Mais au-delà des chiffres, c’est la relation entre les citoyens et leurs dirigeants qui se délite. « Où sont les bennes à ordures promises ? Pourquoi personne ne nous consulte ? », interroge MBALE, habitant du quartier Bakanzia. En ce jour la défiance s’installe, nourrie par l’absence de résultats tangibles. Et si l’échec de « Watsa Bopeto » révélait une crise plus profonde : celle de la gouvernance locale ?

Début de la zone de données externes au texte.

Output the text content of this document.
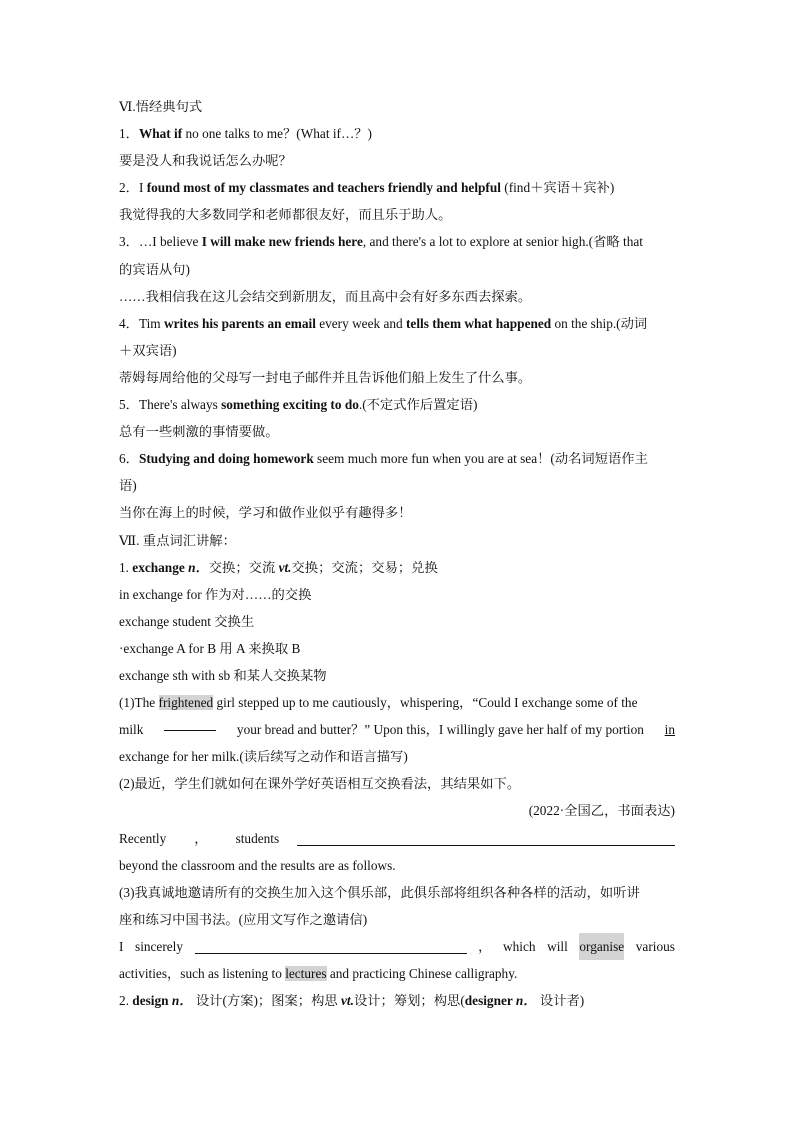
Ⅵ.悟经典句式
1．What if no one talks to me？(What if…？)
要是没人和我说话怎么办呢？
2．I found most of my classmates and teachers friendly and helpful (find＋宾语＋宾补)
我觉得我的大多数同学和老师都很友好，而且乐于助人。
3．…I believe I will make new friends here, and there's a lot to explore at senior high.(省略 that
的宾语从句)
……我相信我在这儿会结交到新朋友，而且高中会有好多东西去探索。
4．Tim writes his parents an email every week and tells them what happened on the ship.(动词
＋双宾语)
蒂姆每周给他的父母写一封电子邮件并且告诉他们船上发生了什么事。
5．There's always something exciting to do.(不定式作后置定语)
总有一些刺激的事情要做。
6．Studying and doing homework seem much more fun when you are at sea！(动名词短语作主
语)
当你在海上的时候，学习和做作业似乎有趣得多！
Ⅶ. 重点词汇讲解：
1. exchange n．交换；交流 vt.交换；交流；交易；兑换
in exchange for 作为对……的交换
exchange student 交换生
·exchange A for B 用 A 来换取 B
exchange sth with sb 和某人交换某物
(1)The frightened girl stepped up to me cautiously，whispering，“Could I exchange some of the
milk	your bread and butter？” Upon this，I willingly gave her half of my portion in
exchange for her milk.(读后续写之动作和语言描写)
(2)最近，学生们就如何在课外学好英语相互交换看法，其结果如下。
(2022·全国乙，书面表达)
Recently ， students
beyond the classroom and the results are as follows.
(3)我真诚地邀请所有的交换生加入这个俱乐部，此俱乐部将组织各种各样的活动，如听讲
座和练习中国书法。(应用文写作之邀请信)
I sincerely	， which will organise various
activities，such as listening to lectures and practicing Chinese calligraphy.
2. design n． 设计(方案)；图案；构思 vt.设计；筹划；构思(designer n． 设计者)
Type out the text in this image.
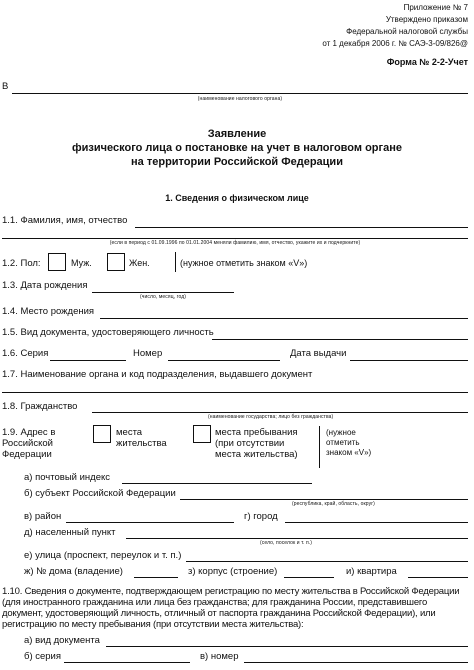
Приложение № 7
Утверждено приказом
Федеральной налоговой службы
от 1 декабря 2006 г. № САЭ-3-09/826@
Форма № 2-2-Учет
В
(наименование налогового органа)
Заявление
физического лица о постановке на учет в налоговом органе
на территории Российской Федерации
1. Сведения о физическом лице
1.1. Фамилия, имя, отчество
(если в период с 01.09.1996 по 01.01.2004 меняли фамилию, имя, отчество, укажите их и подчеркните)
1.2. Пол:	Муж.	Жен.	(нужное отметить знаком «V»)
1.3. Дата рождения
(число, месяц, год)
1.4. Место рождения
1.5. Вид документа, удостоверяющего личность
1.6. Серия	Номер	Дата выдачи
1.7. Наименование органа и код подразделения, выдавшего документ
1.8. Гражданство
(наименование государства; лицо без гражданства)
1.9. Адрес в
Российской
Федерации
места
жительства
места пребывания
(при отсутствии
места жительства)
(нужное
отметить
знаком «V»)
а) почтовый индекс
б) субъект Российской Федерации
(республика, край, область, округ)
в) район	г) город
д) населенный пункт
(село, поселок и т. п.)
е) улица (проспект, переулок и т. п.)
ж) № дома (владение)	з) корпус (строение)	и) квартира
1.10. Сведения о документе, подтверждающем регистрацию по месту жительства в Российской Федерации
(для иностранного гражданина или лица без гражданства; для гражданина России, представившего
документ, удостоверяющий личность, отличный от паспорта гражданина Российской Федерации), или
регистрацию по месту пребывания (при отсутствии места жительства):
а) вид документа
б) серия	в) номер
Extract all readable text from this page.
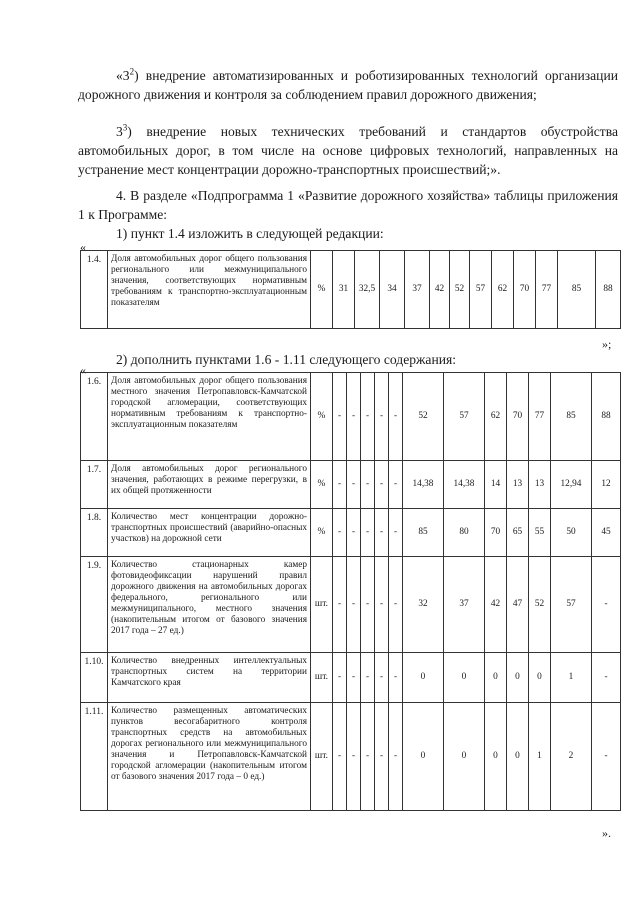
«$3^2$) внедрение автоматизированных и роботизированных технологий организации дорожного движения и контроля за соблюдением правил дорожного движения;
$3^3$) внедрение новых технических требований и стандартов обустройства автомобильных дорог, в том числе на основе цифровых технологий, направленных на устранение мест концентрации дорожно-транспортных происшествий;».
4. В разделе «Подпрограмма 1 «Развитие дорожного хозяйства» таблицы приложения 1 к Программе:
1) пункт 1.4 изложить в следующей редакции:
«
1.4.	Доля автомобильных дорог общего пользования регионального или межмуниципального значения, соответствующих нормативным требованиям к транспортно-эксплуатационным показателям	%	31	32,5	34	37	42	52	57	62	70	77	85	88
»;
2) дополнить пунктами 1.6 - 1.11 следующего содержания:
«
1.6.	Доля автомобильных дорог общего пользования местного значения Петропавловск-Камчатской городской агломерации, соответствующих нормативным требованиям к транспортно-эксплуатационным показателям	%	-	-	-	-	-	52	57	62	70	77	85	88
1.7.	Доля автомобильных дорог регионального значения, работающих в режиме перегрузки, в их общей протяженности	%	-	-	-	-	-	14,38	14,38	14	13	13	12,94	12
1.8.	Количество мест концентрации дорожно-транспортных происшествий (аварийно-опасных участков) на дорожной сети	%	-	-	-	-	-	85	80	70	65	55	50	45
1.9.	Количество стационарных камер фотовидеофиксации нарушений правил дорожного движения на автомобильных дорогах федерального, регионального или межмуниципального, местного значения (накопительным итогом от базового значения 2017 года – 27 ед.)	шт.	-	-	-	-	-	32	37	42	47	52	57	-
1.10.	Количество внедренных интеллектуальных транспортных систем на территории Камчатского края	шт.	-	-	-	-	-	0	0	0	0	0	1	-
1.11.	Количество размещенных автоматических пунктов весогабаритного контроля транспортных средств на автомобильных дорогах регионального или межмуниципального значения и Петропавловск-Камчатской городской агломерации (накопительным итогом от базового значения 2017 года – 0 ед.)	шт.	-	-	-	-	-	0	0	0	0	1	2	-
».
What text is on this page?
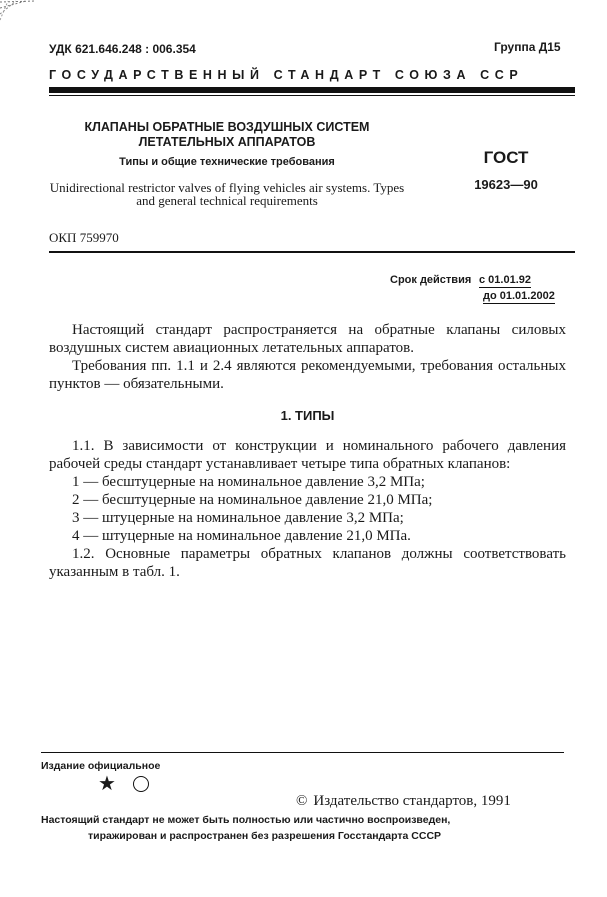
УДК 621.646.248 : 006.354	Группа Д15
ГОСУДАРСТВЕННЫЙ СТАНДАРТ СОЮЗА ССР
КЛАПАНЫ ОБРАТНЫЕ ВОЗДУШНЫХ СИСТЕМ ЛЕТАТЕЛЬНЫХ АППАРАТОВ
Типы и общие технические требования
Unidirectional restrictor valves of flying vehicles air systems. Types and general technical requirements
ОКП 759970
ГОСТ
19623—90
Срок действия с 01.01.92
до 01.01.2002

Настоящий стандарт распространяется на обратные клапаны силовых воздушных систем авиационных летательных аппаратов.

Требования пп. 1.1 и 2.4 являются рекомендуемыми, требования остальных пунктов — обязательными.

1. ТИПЫ

1.1. В зависимости от конструкции и номинального рабочего давления рабочей среды стандарт устанавливает четыре типа обратных клапанов:

1 — бесштуцерные на номинальное давление 3,2 МПа;

2 — бесштуцерные на номинальное давление 21,0 МПа;

3 — штуцерные на номинальное давление 3,2 МПа;

4 — штуцерные на номинальное давление 21,0 МПа.

1.2. Основные параметры обратных клапанов должны соответствовать указанным в табл. 1.

Издание официальное
★
© Издательство стандартов, 1991
Настоящий стандарт не может быть полностью или частично воспроизведен,
тиражирован и распространен без разрешения Госстандарта СССР
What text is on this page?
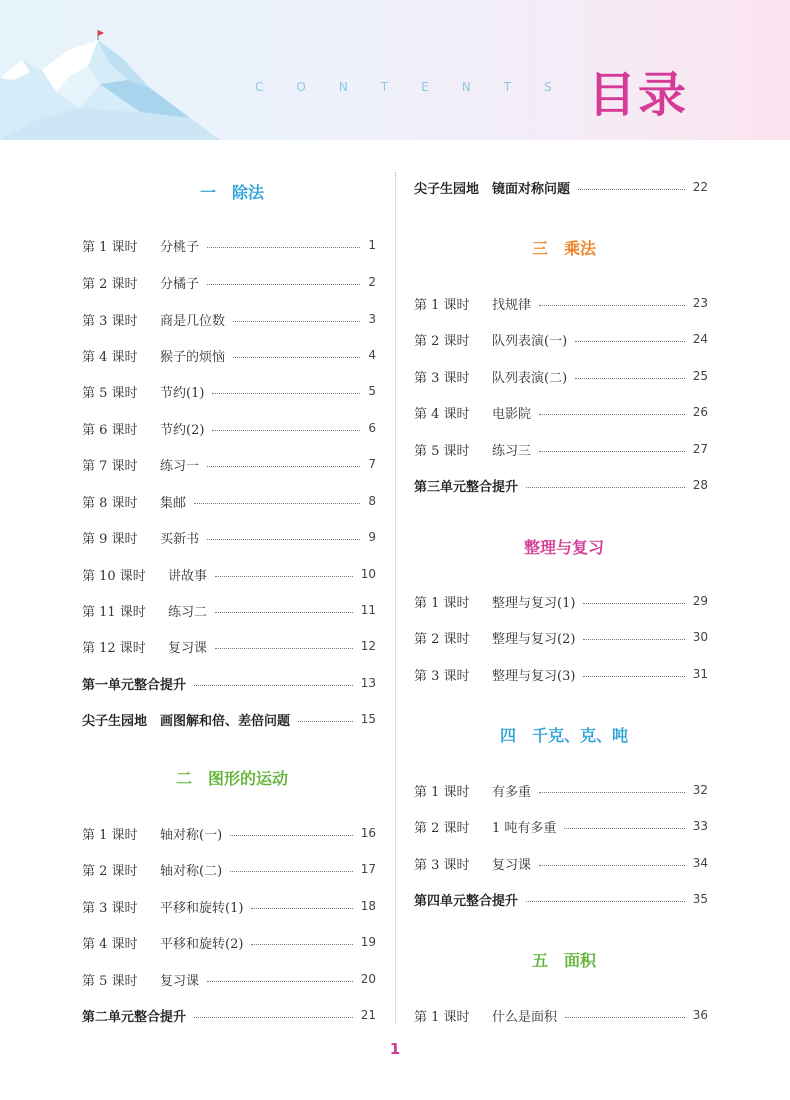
CONTENTS 目录
一　除法
第 1 课时 分桃子	1
第 2 课时 分橘子	2
第 3 课时 商是几位数	3
第 4 课时 猴子的烦恼	4
第 5 课时 节约(1)	5
第 6 课时 节约(2)	6
第 7 课时 练习一	7
第 8 课时 集邮	8
第 9 课时 买新书	9
第 10 课时 讲故事	10
第 11 课时 练习二	11
第 12 课时 复习课	12
第一单元整合提升	13
尖子生园地　画图解和倍、差倍问题	15
二　图形的运动
第 1 课时 轴对称(一)	16
第 2 课时 轴对称(二)	17
第 3 课时 平移和旋转(1)	18
第 4 课时 平移和旋转(2)	19
第 5 课时 复习课	20
第二单元整合提升	21
尖子生园地　镜面对称问题	22
三　乘法
第 1 课时 找规律	23
第 2 课时 队列表演(一)	24
第 3 课时 队列表演(二)	25
第 4 课时 电影院	26
第 5 课时 练习三	27
第三单元整合提升	28
整理与复习
第 1 课时 整理与复习(1)	29
第 2 课时 整理与复习(2)	30
第 3 课时 整理与复习(3)	31
四　千克、克、吨
第 1 课时 有多重	32
第 2 课时 1 吨有多重	33
第 3 课时 复习课	34
第四单元整合提升	35
五　面积
第 1 课时 什么是面积	36
1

Le concept semblait pourtant solide : trois heures hebdomadaires de nettoyage obligatoire, encadrées par les autorités. Mais sur le terrain, le dispositif montre rapidement ses failles. Aucun système de collecte post-nettoyage n’a été prévu. « On balaie devant nos boutiques, mais les camions ne passent jamais », explique Tembo Lucia, une commerçante locale. Pire, la fermeture forcée du vendredi matin pénalise les petits vendeurs, qui contournent la règle en payant des pots-de-vin.
L’exemple du Grand marché de Duembe, à Durban, illustre cette spirale infernale. Là-bas, malgré des investissements initiaux, l’absence de suivi a transformé l’espace en dépotoir. « Les projets de salubrité échouent souvent par manque de participation communautaire », analyse d’un expert en développement urbain de cette partie du pays. À Watsa, aucune campagne de sensibilisation n’a accompagné le projet. Résultat : les habitants perçoivent « Watsa Bopeto » comme une corvée imposée, non comme un effort collectif.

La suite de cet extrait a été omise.